Companies need to emphasize skills over degrees, IBM chair Ginni Rometty says

Companies in all parts of the economy could shift their hiring criteria to emphasize skills over degrees in order to build a more diverse workforce and create more economic opportunity, IBM executive chair Ginni Rometty says.

“Can you embrace people that do not have a four-year degree and give them a path into your company to start?” the longtime IBM veteran asked on Thursday at Fortune‘s Most Powerful Women Summit.

At IBM, 43% of all open job requisitions no longer require a four-year degree, she said. “It didn’t dumb down our workforce,” she added. “What we found is their ability to perform, their curiosity, matched everyone’s.”

During her tenure at IBM, Rometty says she saw that the rise of digital technology by itself was not creating a more equal society. “The digital era, it became clear that this was no going to be an inclusive era,” she said. “There were going to be haves and have nots. And it was going to move so fast it would leave people behind.”

“Economic opportunity is the way to social equality,” she added.

Companies should also continue to improve the skills of their workers after hiring them.
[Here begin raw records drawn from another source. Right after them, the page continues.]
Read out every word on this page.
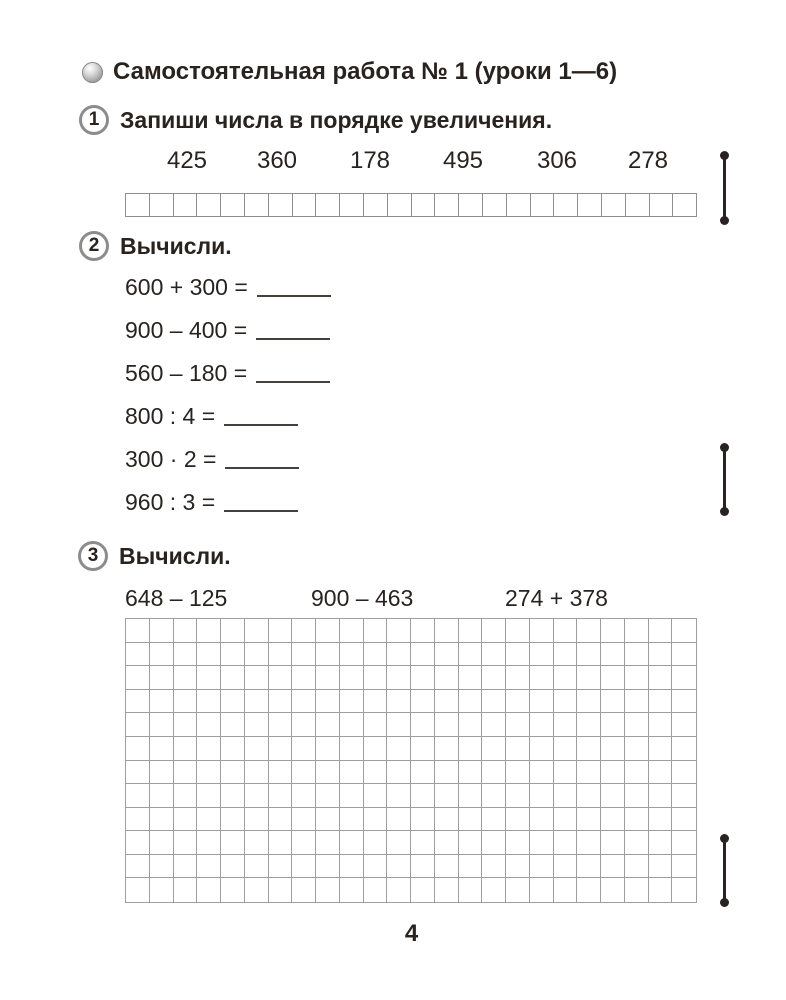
Самостоятельная работа № 1 (уроки 1—6)
1 Запиши числа в порядке увеличения.
425 360 178 495 306 278
2 Вычисли.
600 + 300 =
900 – 400 =
560 – 180 =
800 : 4 =
300 · 2 =
960 : 3 =
3 Вычисли.
648 – 125	900 – 463	274 + 378
4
Rometty advocated using artificial intelligence apps to help steer workers to improve their skills, because current skills become outdated after about five years. “Give (workers) an A.I.-driven learning system,” she says, referencing the suggestion system at Netflix.

“If I serve you up shows you want to watch, you watch more shows—just like learning,” she says. “I serve you up what I know works for you, you will learn more, and I now have the data so you’ll learn more, you’re promoted more, you get paid more.”

Rometty headed IBM as CEO from 2012 until earlier this year, before handing off to current CEO Arvind Krishna and becoming executive chair of the company’s board of directors. She will retire from the board at year end, but has a general idea about what she’d like to do next.

“I want to do something that really brings all the under-served communities into our economy,” Rometty says.